Published May 29, 2018

In recent weeks the Attorney General of the United States, Jeff Sessions, issued a directive limiting the powers of immigration judges to “administratively close” or otherwise delay final decision-making for the cases of individuals facing removal from the U.S. due to their undocumented status.    Instead, as ordered by Sessions, the judges are required, without delay, to issue decisions on all cases, no matter how sympathetic the individual’s circumstances might be or how clean their criminal record is.

The most common use of administrative closure involves cases of individuals who are living in the U.S. in violation of our immigration laws, but who are awaiting the completion of a close family member’s application for residence or citizenship.  For example, an undocumented individual might qualify for relief from removal after their spouse or adult child gets approved for U.S. citizenship, and by way of an administrative closure order, an immigration judge might put off a decision on a case while the completion of the relatives application for citizenship is pending.

The new Attorney General initiative is premised on the belief that immigration judges are overusing the administrative tool, and are stepping beyond the powers the law confers on them.

The new policy will result in the re-calendaring and scheduling of hearings for tens of thousands of cases that have been taken off the docket as a result of Immigration Judge administrative closure orders.  Without question, this has the potential to lead to the removal of tens of thousands of undocumented individuals, the vast majority, if not entirety, of whom have no criminal records whatsoever.

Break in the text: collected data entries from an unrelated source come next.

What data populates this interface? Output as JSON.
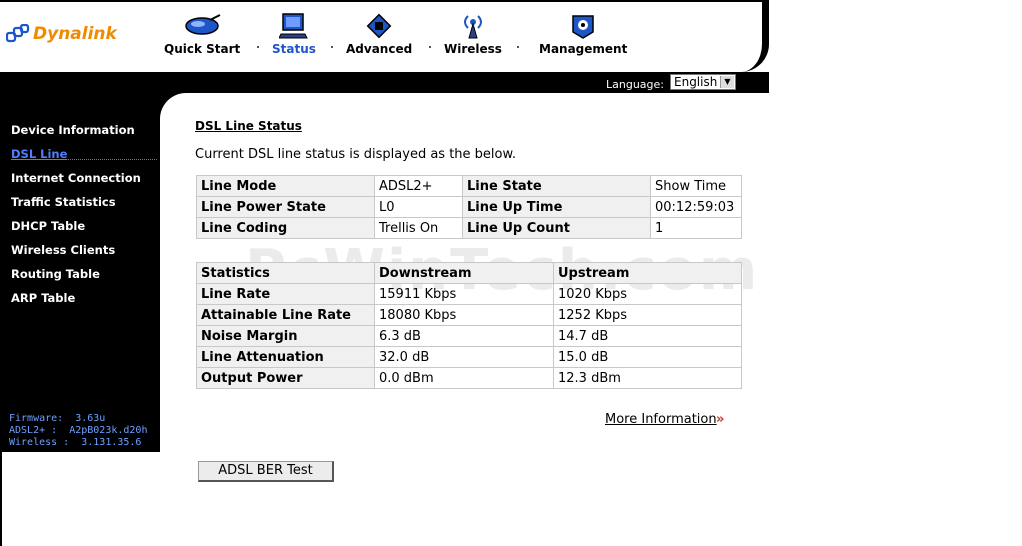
{
  "brand": {
    "name": "Dynalink"
  },
  "nav": {
    "quick_start": "Quick Start",
    "status": "Status",
    "advanced": "Advanced",
    "wireless": "Wireless",
    "management": "Management"
  },
  "language": {
    "label": "Language:",
    "selected": "English"
  },
  "sidebar": {
    "items": [
      {
        "label": "Device Information"
      },
      {
        "label": "DSL Line"
      },
      {
        "label": "Internet Connection"
      },
      {
        "label": "Traffic Statistics"
      },
      {
        "label": "DHCP Table"
      },
      {
        "label": "Wireless Clients"
      },
      {
        "label": "Routing Table"
      },
      {
        "label": "ARP Table"
      }
    ],
    "active": "DSL Line",
    "firmware": "Firmware:  3.63u",
    "adsl": "ADSL2+ :  A2pB023k.d20h",
    "wireless": "Wireless :  3.131.35.6"
  },
  "main": {
    "title": "DSL Line Status",
    "description": "Current DSL line status is displayed as the below.",
    "line_table": [
      [
        "Line Mode",
        "ADSL2+",
        "Line State",
        "Show Time"
      ],
      [
        "Line Power State",
        "L0",
        "Line Up Time",
        "00:12:59:03"
      ],
      [
        "Line Coding",
        "Trellis On",
        "Line Up Count",
        "1"
      ]
    ],
    "stats_table": {
      "headers": [
        "Statistics",
        "Downstream",
        "Upstream"
      ],
      "rows": [
        [
          "Line Rate",
          "15911 Kbps",
          "1020 Kbps"
        ],
        [
          "Attainable Line Rate",
          "18080 Kbps",
          "1252 Kbps"
        ],
        [
          "Noise Margin",
          "6.3 dB",
          "14.7 dB"
        ],
        [
          "Line Attenuation",
          "32.0 dB",
          "15.0 dB"
        ],
        [
          "Output Power",
          "0.0 dBm",
          "12.3 dBm"
        ]
      ]
    },
    "more_info": "More Information",
    "ber_button": "ADSL BER Test",
    "watermark": "PcWinTech.com"
  },
  "colors": {
    "accent": "#1e56c8",
    "brand": "#f08a00",
    "sidebar_bg": "#000000",
    "firmware_text": "#6fa0ff"
  }
}
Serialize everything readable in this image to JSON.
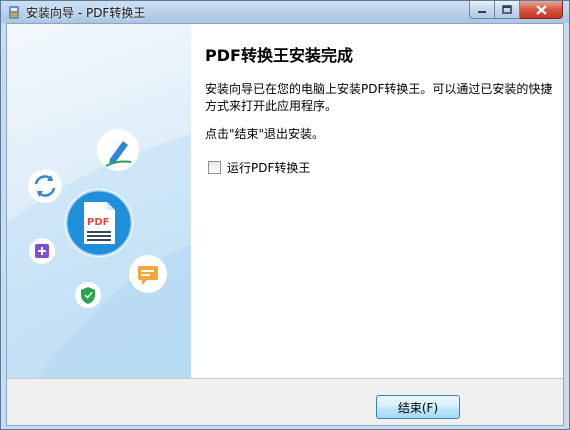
{
  "window": {
    "title": "安装向导 - PDF转换王",
    "icons": [
      "installer-app-icon",
      "minimize-icon",
      "maximize-icon",
      "close-icon"
    ]
  },
  "sidebar": {
    "badge_text": "PDF",
    "icons": [
      "sync-icon",
      "pen-edit-icon",
      "pdf-document-icon",
      "plus-icon",
      "message-icon",
      "shield-icon"
    ]
  },
  "content": {
    "title": "PDF转换王安装完成",
    "description": "安装向导已在您的电脑上安装PDF转换王。可以通过已安装的快捷方式来打开此应用程序。",
    "hint": "点击\"结束\"退出安装。",
    "run_checkbox": {
      "label": "运行PDF转换王",
      "checked": false
    }
  },
  "footer": {
    "finish_label": "结束(F)"
  },
  "colors": {
    "accent": "#1e8fd8",
    "sidebar_bg": "#cde5f6",
    "titlebar": "#b9d1ea",
    "footer_bg": "#f0f0f0"
  }
}
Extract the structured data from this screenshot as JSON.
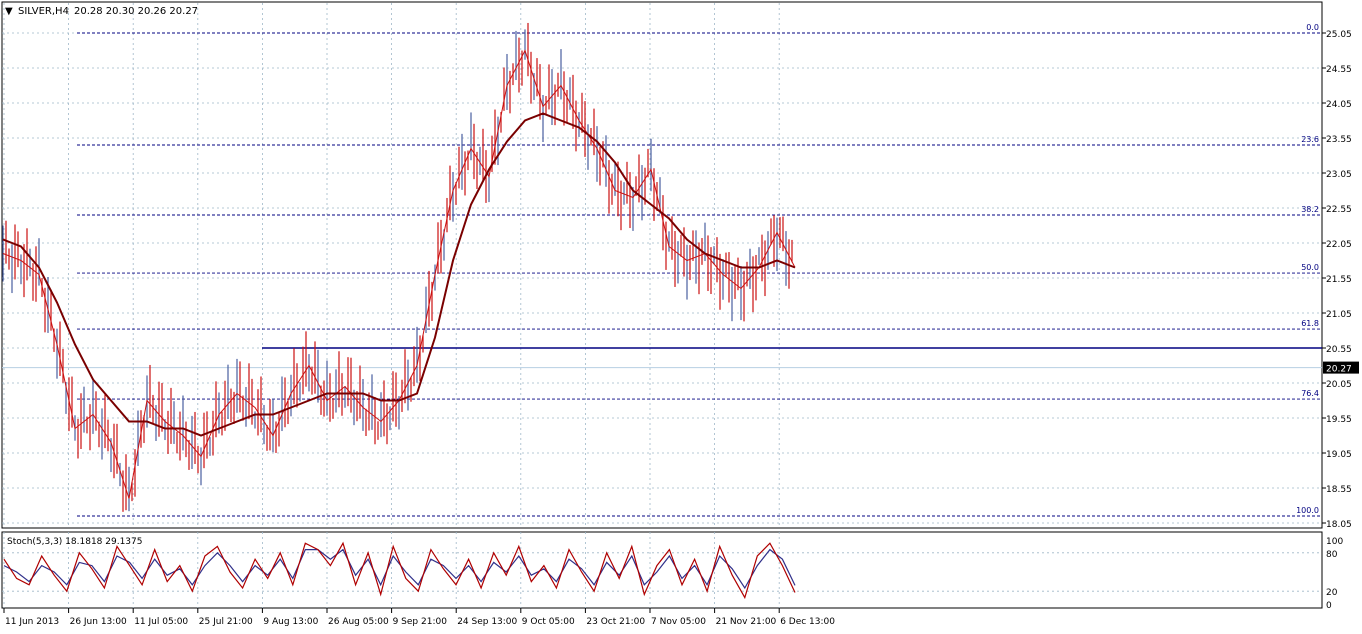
{
  "header": {
    "menu_glyph": "▼",
    "symbol_label": "SILVER,H4",
    "ohlc_text": "20.28 20.30 20.26 20.27"
  },
  "colors": {
    "background": "#ffffff",
    "grid": "#9fb7c8",
    "candle": "#cc1111",
    "candle_alt": "#4a5fa0",
    "moving_average": "#7a0000",
    "fib_line": "#000080",
    "resistance_line": "#000080",
    "current_price_line": "#b7cfe2",
    "stoch_main": "#b00000",
    "stoch_signal": "#30308a"
  },
  "chart_data": [
    {
      "type": "line",
      "title": "SILVER,H4",
      "price_series_description": "candlesticks (approximate closing path)",
      "ylim": [
        18.05,
        25.05
      ],
      "y_ticks": [
        "25.05",
        "24.55",
        "24.05",
        "23.55",
        "23.05",
        "22.55",
        "22.05",
        "21.55",
        "21.05",
        "20.55",
        "20.05",
        "19.55",
        "19.05",
        "18.55",
        "18.05"
      ],
      "current_price": "20.27",
      "x_ticks": [
        "11 Jun 2013",
        "26 Jun 13:00",
        "11 Jul 05:00",
        "25 Jul 21:00",
        "9 Aug 13:00",
        "26 Aug 05:00",
        "9 Sep 21:00",
        "24 Sep 13:00",
        "9 Oct 05:00",
        "23 Oct 21:00",
        "7 Nov 05:00",
        "21 Nov 21:00",
        "6 Dec 13:00"
      ],
      "x": [
        0,
        3,
        6,
        9,
        12,
        15,
        18,
        21,
        24,
        27,
        30,
        33,
        36,
        39,
        42,
        45,
        48,
        51,
        54,
        57,
        60,
        63,
        66,
        69,
        72,
        75,
        78,
        81,
        84,
        87,
        90,
        93,
        96,
        99,
        102,
        105,
        108,
        111,
        114,
        117,
        120,
        123,
        126,
        129,
        132
      ],
      "series": [
        {
          "values": [
            21.9,
            21.8,
            21.6,
            20.6,
            19.4,
            19.6,
            19.2,
            18.4,
            19.8,
            19.5,
            19.3,
            19.0,
            19.6,
            19.9,
            19.7,
            19.3,
            19.9,
            20.3,
            19.8,
            20.0,
            19.7,
            19.5,
            19.8,
            20.3,
            21.6,
            22.8,
            23.4,
            23.0,
            24.3,
            24.8,
            24.0,
            24.3,
            23.8,
            23.4,
            22.8,
            22.7,
            23.1,
            22.0,
            21.8,
            21.9,
            21.6,
            21.4,
            21.7,
            22.2,
            21.7
          ]
        },
        {
          "values": [
            22.1,
            22.0,
            21.7,
            21.2,
            20.6,
            20.1,
            19.8,
            19.5,
            19.5,
            19.4,
            19.4,
            19.3,
            19.4,
            19.5,
            19.6,
            19.6,
            19.7,
            19.8,
            19.9,
            19.9,
            19.9,
            19.8,
            19.8,
            19.9,
            20.7,
            21.8,
            22.6,
            23.1,
            23.5,
            23.8,
            23.9,
            23.8,
            23.7,
            23.5,
            23.2,
            22.8,
            22.6,
            22.4,
            22.1,
            21.9,
            21.8,
            21.7,
            21.7,
            21.8,
            21.7
          ]
        }
      ],
      "fib_levels": [
        {
          "label": "0.0",
          "price": 25.05
        },
        {
          "label": "23.6",
          "price": 23.45
        },
        {
          "label": "38.2",
          "price": 22.45
        },
        {
          "label": "50.0",
          "price": 21.62
        },
        {
          "label": "61.8",
          "price": 20.82
        },
        {
          "label": "76.4",
          "price": 19.82
        },
        {
          "label": "100.0",
          "price": 18.15
        }
      ],
      "horizontal_line": 20.55
    },
    {
      "type": "line",
      "title": "Stoch(5,3,3) 18.1818 29.1375",
      "ylim": [
        0,
        100
      ],
      "y_ticks": [
        "100",
        "80",
        "20",
        "0"
      ],
      "series": [
        {
          "values": [
            70,
            40,
            30,
            75,
            45,
            20,
            80,
            55,
            25,
            90,
            60,
            30,
            85,
            35,
            60,
            20,
            75,
            90,
            50,
            25,
            70,
            40,
            80,
            30,
            95,
            85,
            60,
            95,
            30,
            80,
            15,
            90,
            40,
            20,
            85,
            55,
            30,
            70,
            25,
            80,
            45,
            90,
            35,
            60,
            25,
            85,
            50,
            20,
            80,
            40,
            90,
            15,
            60,
            85,
            30,
            70,
            20,
            90,
            45,
            10,
            75,
            95,
            60,
            18
          ]
        },
        {
          "values": [
            60,
            50,
            35,
            60,
            50,
            30,
            65,
            60,
            35,
            75,
            65,
            40,
            70,
            45,
            55,
            30,
            60,
            80,
            60,
            35,
            60,
            45,
            70,
            40,
            85,
            85,
            70,
            85,
            45,
            70,
            30,
            75,
            50,
            30,
            70,
            60,
            40,
            60,
            35,
            65,
            50,
            75,
            45,
            55,
            35,
            70,
            55,
            30,
            65,
            45,
            75,
            30,
            50,
            75,
            40,
            60,
            30,
            75,
            55,
            25,
            60,
            85,
            70,
            29
          ]
        }
      ]
    }
  ]
}
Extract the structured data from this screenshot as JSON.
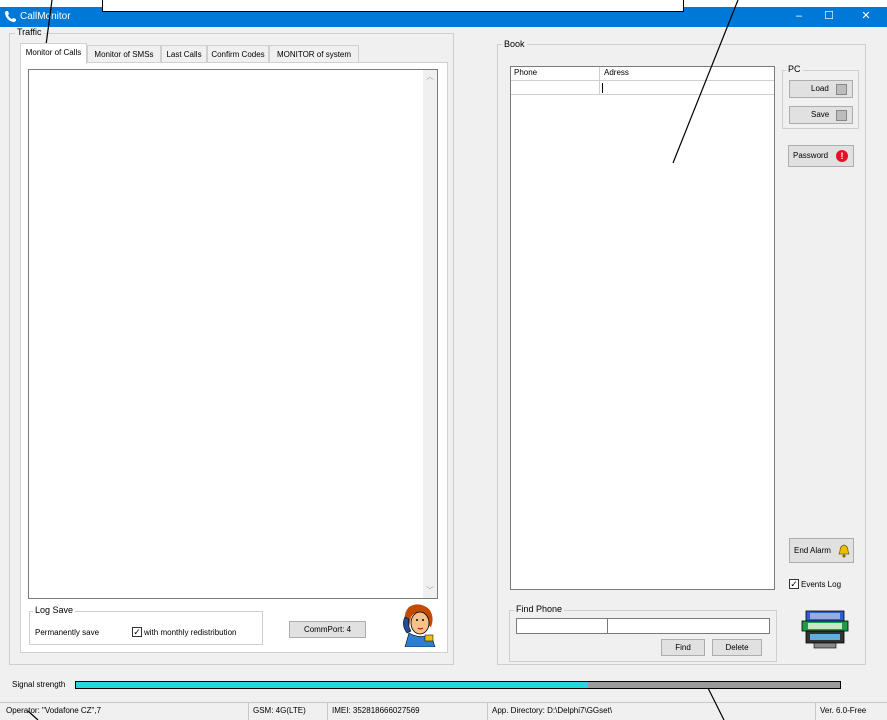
{
  "window": {
    "title": "CallMonitor",
    "buttons": [
      "–",
      "☐",
      "✕"
    ]
  },
  "traffic": {
    "label": "Traffic",
    "tabs": [
      "Monitor of Calls",
      "Monitor of SMSs",
      "Last Calls",
      "Confirm Codes",
      "MONITOR of system"
    ],
    "active_tab": 0,
    "log_save": {
      "label": "Log Save",
      "permanently_save": "Permanently save",
      "monthly_label": "with monthly redistribution",
      "monthly_checked": true,
      "checkmark": "✓"
    },
    "commport_label": "CommPort: 4"
  },
  "book": {
    "label": "Book",
    "columns": [
      "Phone",
      "Adress"
    ],
    "rows": [
      [
        "",
        ""
      ]
    ],
    "pc": {
      "label": "PC",
      "load_label": "Load",
      "save_label": "Save"
    },
    "password_label": "Password",
    "password_badge": "!",
    "end_alarm_label": "End Alarm",
    "events_log_label": "Events Log",
    "events_log_checked": true,
    "checkmark": "✓",
    "find_phone": {
      "label": "Find Phone",
      "value1": "",
      "value2": "",
      "find_label": "Find",
      "delete_label": "Delete"
    }
  },
  "signal": {
    "label": "Signal strength",
    "level_fraction": 0.67
  },
  "status_bar": {
    "operator": "Operator: \"Vodafone CZ\",7",
    "gsm": "GSM: 4G(LTE)",
    "imei": "IMEI: 352818666027569",
    "app_dir": "App. Directory: D:\\Delphi7\\GGset\\",
    "version": "Ver. 6.0-Free"
  },
  "colors": {
    "titlebar": "#0078d7",
    "signal_fill": "#23d8e3",
    "signal_empty": "#9a9a9a",
    "password_badge": "#e81123"
  }
}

The American Immigration Lawyers Association issued a statement sharply criticizing Sessions’ initiative, noting that the new policy will infringe on individuals’ due process rights, as well as the independence of immigration judges.  Advocacy groups see administrative closure as a practical form of prosecutorial discretion and means of handling sensitive cases and protecting from deportation individuals who otherwise have no immediate, genuine legal defense.

Included among those opposed to the new policy are a group of 14 former immigration judges who had filed a special request with Sessions to reverse the policy arguing that it unnecessarily and possibly illegally limits powers delegated to immigration judges by Congress.   

As time passes and the new policy gets implemented, we can expect the numerous federal court challenges, with the lead plaintiffs being individuals with the most sympathetic or tragic circumstances – and where conventional defenses to removal are simply not available.